Könnte Deutschland etwas lernen von China?
Die Schnelligkeit der Entscheidungen und ihre Umsetzung beeindruckt. In China baut man relativ zügig eine Großanlage, bei der es in Deutschland erstmal 20 Jahre lang Diskussionen gäbe. Aber das geht eben auch nur in einem autokratischen System. Typisch ist auch die ständige Messung aller Leistung, was die Produktivität anstachelt, aber die Forschenden unter extremen Leistungsdruck setzt. Ob wir das einfach übertragen können und wollen?

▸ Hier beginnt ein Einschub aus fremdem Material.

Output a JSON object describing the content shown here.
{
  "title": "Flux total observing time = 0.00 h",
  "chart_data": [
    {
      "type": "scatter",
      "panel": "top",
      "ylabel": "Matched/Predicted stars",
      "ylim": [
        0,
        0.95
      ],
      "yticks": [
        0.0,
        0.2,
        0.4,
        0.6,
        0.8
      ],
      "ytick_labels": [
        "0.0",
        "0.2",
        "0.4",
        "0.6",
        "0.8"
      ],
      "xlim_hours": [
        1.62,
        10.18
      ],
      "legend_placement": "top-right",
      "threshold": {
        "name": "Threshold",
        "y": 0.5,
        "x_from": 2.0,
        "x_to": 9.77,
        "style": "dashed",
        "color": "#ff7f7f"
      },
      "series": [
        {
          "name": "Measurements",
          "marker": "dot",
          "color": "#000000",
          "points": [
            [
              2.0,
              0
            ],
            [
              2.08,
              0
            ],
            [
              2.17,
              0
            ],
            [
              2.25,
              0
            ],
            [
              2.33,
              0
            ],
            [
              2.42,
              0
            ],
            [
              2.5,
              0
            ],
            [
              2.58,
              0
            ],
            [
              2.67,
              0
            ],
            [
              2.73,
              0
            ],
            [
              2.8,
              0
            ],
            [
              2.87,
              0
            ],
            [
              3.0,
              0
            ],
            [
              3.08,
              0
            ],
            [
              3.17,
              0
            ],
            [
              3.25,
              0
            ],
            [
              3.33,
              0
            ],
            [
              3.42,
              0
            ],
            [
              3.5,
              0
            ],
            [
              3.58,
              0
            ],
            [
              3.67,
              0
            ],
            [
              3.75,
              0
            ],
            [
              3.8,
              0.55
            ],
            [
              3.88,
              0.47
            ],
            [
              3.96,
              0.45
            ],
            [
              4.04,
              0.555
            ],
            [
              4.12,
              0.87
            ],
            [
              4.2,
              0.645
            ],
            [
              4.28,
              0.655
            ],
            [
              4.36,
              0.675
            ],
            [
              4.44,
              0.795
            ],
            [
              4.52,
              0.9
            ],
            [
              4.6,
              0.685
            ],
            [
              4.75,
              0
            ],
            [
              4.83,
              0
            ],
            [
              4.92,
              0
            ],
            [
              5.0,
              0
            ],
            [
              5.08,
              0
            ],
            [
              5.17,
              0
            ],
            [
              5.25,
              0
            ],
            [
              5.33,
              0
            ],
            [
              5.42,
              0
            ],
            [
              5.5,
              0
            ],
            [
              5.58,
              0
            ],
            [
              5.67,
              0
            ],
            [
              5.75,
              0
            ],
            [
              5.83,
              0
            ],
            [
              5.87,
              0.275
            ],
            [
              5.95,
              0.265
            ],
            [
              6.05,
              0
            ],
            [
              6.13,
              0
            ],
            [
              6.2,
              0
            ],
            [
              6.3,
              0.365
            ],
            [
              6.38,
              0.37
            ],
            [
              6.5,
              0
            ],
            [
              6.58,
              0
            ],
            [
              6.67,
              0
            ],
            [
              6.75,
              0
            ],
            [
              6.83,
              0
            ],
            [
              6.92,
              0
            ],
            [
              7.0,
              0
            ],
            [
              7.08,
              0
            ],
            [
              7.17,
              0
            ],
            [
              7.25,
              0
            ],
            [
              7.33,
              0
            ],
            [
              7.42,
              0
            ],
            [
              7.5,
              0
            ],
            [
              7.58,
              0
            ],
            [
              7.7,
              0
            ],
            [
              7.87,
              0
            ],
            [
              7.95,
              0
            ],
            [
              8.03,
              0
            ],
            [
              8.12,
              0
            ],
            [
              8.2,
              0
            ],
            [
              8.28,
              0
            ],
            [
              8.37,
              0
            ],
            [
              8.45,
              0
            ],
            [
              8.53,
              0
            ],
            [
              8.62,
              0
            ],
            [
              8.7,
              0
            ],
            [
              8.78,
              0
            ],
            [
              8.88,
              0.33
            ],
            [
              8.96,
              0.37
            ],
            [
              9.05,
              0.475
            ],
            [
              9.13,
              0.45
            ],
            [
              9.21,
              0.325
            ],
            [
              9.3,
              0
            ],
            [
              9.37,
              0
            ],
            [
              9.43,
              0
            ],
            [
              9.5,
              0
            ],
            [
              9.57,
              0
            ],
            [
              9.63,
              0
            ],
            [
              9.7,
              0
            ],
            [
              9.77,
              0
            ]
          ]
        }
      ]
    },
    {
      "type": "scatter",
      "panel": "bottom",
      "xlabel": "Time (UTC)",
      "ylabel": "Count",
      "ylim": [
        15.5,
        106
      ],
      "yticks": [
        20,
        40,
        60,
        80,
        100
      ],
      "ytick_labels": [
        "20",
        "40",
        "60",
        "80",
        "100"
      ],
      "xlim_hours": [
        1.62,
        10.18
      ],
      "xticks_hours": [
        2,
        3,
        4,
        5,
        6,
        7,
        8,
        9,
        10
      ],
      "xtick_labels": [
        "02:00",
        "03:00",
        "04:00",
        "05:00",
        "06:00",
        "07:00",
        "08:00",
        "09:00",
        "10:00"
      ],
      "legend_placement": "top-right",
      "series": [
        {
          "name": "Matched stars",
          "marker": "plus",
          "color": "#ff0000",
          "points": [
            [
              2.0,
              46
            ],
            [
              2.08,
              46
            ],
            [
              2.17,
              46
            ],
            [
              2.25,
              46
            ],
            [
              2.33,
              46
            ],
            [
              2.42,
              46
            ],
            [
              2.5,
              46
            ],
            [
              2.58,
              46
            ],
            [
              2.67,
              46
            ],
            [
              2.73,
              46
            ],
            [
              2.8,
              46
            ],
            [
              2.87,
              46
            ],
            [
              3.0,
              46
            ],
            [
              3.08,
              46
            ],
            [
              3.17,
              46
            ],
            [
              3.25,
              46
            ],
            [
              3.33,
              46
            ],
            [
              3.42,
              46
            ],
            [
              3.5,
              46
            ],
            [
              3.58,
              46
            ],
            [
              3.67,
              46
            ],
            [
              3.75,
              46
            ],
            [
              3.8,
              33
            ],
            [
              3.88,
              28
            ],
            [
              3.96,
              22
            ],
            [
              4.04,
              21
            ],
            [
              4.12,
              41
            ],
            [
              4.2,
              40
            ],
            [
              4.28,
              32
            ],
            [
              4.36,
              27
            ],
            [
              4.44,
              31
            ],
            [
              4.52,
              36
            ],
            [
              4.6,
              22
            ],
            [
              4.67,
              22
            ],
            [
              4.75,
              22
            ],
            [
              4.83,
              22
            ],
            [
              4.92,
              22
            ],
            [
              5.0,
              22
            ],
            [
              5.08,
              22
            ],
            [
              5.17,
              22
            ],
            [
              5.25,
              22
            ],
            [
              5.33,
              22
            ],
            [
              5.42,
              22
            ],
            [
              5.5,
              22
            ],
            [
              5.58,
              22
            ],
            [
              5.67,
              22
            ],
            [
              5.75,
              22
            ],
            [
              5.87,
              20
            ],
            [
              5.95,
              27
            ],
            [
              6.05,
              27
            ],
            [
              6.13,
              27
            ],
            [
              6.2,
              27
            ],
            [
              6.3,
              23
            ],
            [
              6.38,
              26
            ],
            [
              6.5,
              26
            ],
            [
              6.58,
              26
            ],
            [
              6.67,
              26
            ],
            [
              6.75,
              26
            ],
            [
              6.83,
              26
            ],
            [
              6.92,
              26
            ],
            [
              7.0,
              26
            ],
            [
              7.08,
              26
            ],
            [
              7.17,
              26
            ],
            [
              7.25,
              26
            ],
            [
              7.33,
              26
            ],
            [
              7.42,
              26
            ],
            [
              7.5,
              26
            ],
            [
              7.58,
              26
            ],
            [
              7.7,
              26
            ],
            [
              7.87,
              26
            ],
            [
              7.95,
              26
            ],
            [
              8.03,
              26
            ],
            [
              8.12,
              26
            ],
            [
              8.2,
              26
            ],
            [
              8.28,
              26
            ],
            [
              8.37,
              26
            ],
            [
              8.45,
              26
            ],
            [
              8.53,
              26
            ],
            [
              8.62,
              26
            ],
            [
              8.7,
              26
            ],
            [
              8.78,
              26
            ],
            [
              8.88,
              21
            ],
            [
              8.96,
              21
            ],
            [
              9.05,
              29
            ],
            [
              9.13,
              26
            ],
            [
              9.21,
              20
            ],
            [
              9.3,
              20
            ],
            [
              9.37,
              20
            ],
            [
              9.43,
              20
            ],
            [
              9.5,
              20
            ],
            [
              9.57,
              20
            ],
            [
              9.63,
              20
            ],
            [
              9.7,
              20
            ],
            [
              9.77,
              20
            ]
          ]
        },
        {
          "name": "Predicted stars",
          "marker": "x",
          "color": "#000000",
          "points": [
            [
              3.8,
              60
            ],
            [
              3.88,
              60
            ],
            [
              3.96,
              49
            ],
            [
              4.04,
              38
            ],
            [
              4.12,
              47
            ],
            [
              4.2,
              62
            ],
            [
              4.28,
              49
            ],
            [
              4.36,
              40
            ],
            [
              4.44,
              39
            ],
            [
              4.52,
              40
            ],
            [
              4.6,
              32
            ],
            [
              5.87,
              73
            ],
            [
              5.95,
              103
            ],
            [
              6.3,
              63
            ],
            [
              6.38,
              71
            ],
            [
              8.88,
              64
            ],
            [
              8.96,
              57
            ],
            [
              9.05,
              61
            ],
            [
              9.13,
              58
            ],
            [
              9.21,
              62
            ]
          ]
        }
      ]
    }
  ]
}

Bei vielen Forschern und Wissenschaftsmanagern in Deutschland herrscht Unsicherheit, wie man mit China umgehen soll: Die ehemalige Bundesforschungsministerin Bettina Stark-Watzinger warnte: „Hinter jedem chinesischen Forscher kann sich die kommunistische Partei verbergen.“ Zurecht?

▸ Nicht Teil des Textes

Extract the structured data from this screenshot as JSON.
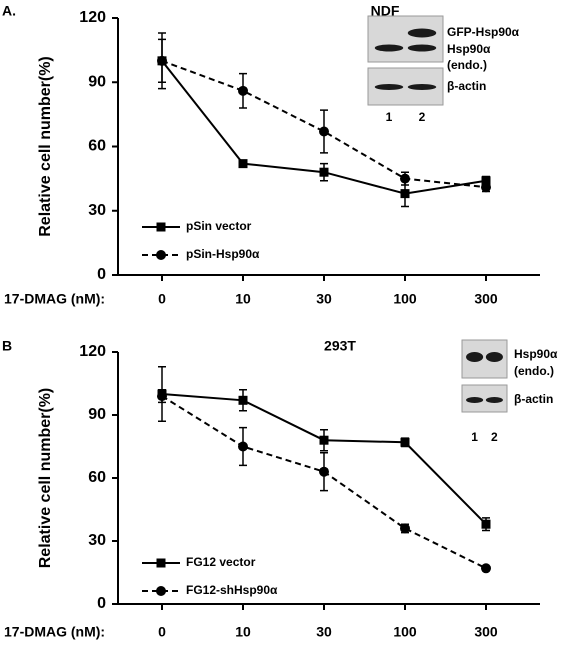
{
  "chart_data": [
    {
      "type": "line",
      "panel": "A.",
      "title": "NDF",
      "ylabel": "Relative cell number(%)",
      "xlabel": "17-DMAG (nM):",
      "categories": [
        "0",
        "10",
        "30",
        "100",
        "300"
      ],
      "ylim": [
        0,
        120
      ],
      "yticks": [
        0,
        30,
        60,
        90,
        120
      ],
      "grid": false,
      "legend": "lower left",
      "series": [
        {
          "name": "pSin vector",
          "color": "#000000",
          "linestyle": "solid",
          "marker": "square",
          "values": [
            100,
            52,
            48,
            38,
            44
          ],
          "errors": [
            13,
            1,
            4,
            6,
            2
          ]
        },
        {
          "name": "pSin-Hsp90α",
          "color": "#000000",
          "linestyle": "dashed",
          "marker": "circle",
          "values": [
            100,
            86,
            67,
            45,
            41
          ],
          "errors": [
            10,
            8,
            10,
            3,
            2
          ]
        }
      ],
      "inset": {
        "labels": [
          "GFP-Hsp90α",
          "Hsp90α",
          "(endo.)",
          "β-actin"
        ],
        "lanes": [
          "1",
          "2"
        ]
      }
    },
    {
      "type": "line",
      "panel": "B",
      "title": "293T",
      "ylabel": "Relative cell number(%)",
      "xlabel": "17-DMAG (nM):",
      "categories": [
        "0",
        "10",
        "30",
        "100",
        "300"
      ],
      "ylim": [
        0,
        120
      ],
      "yticks": [
        0,
        30,
        60,
        90,
        120
      ],
      "grid": false,
      "legend": "lower left",
      "series": [
        {
          "name": "FG12 vector",
          "color": "#000000",
          "linestyle": "solid",
          "marker": "square",
          "values": [
            100,
            97,
            78,
            77,
            38
          ],
          "errors": [
            13,
            5,
            5,
            2,
            3
          ]
        },
        {
          "name": "FG12-shHsp90α",
          "color": "#000000",
          "linestyle": "dashed",
          "marker": "circle",
          "values": [
            99,
            75,
            63,
            36,
            17
          ],
          "errors": [
            3,
            9,
            9,
            2,
            1
          ]
        }
      ],
      "inset": {
        "labels": [
          "Hsp90α",
          "(endo.)",
          "β-actin"
        ],
        "lanes": [
          "1",
          "2"
        ]
      }
    }
  ]
}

Wir können beim wissenschaftlichen Umgang mit vielen großen Problemen auf die Kooperation mit China nicht verzichten. Es ist ein unverzichtbarer Standort, um etwa gute Astrophysik oder Krebsmedizin zu machen. Die Debatten über die Risiken sind berechtigt, aber man sollte sie faktenbasierter diskutieren und mehr mit Szenarien arbeiten. Wie viele Spionagefälle gibt es, und wie häufig funktioniert die Zusammenarbeit reibungslos? Welche Folgen haben bestimmte Einschränkungen in der Kooperation?

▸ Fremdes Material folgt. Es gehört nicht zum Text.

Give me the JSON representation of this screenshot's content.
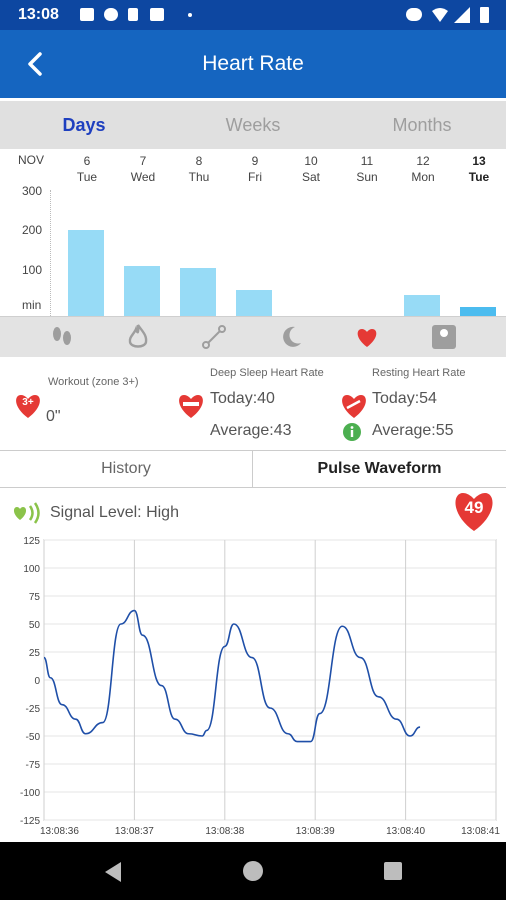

Bedenken gibt es auch gegenüber dem weltweiten Einflussgewinn Chinas in der Wissenschaft.
Der wird in Deutschland sogar noch unterschätzt. China versucht gerade jetzt, wo die USA große Lücken aufreißt, über Science Diplomacy Länder für sich zu gewinnen, in Afrika, aber auch in Südostasien. Sogar mit dem einst verfeindeten Japan sucht es die Zusammenarbeit. Es fördert stark Open Science und baut digitale Infrastruktur im globalen Süden auf. Das sind primär Programme, um politischen Einfluss zu gewinnen.
Besteht umgekehrt die Gefahr, dass China langfristig auch in der Wissenschaft autark werden will?
In der Politik und in der Wirtschaft ist die Abkopplung Chinas eine reale Gefahr, wahrscheinlich auch in der Technologie. Aber China weiß, dass man zumindest derzeit noch an der Weltspitze der Wissenschaft internationale Kooperation braucht.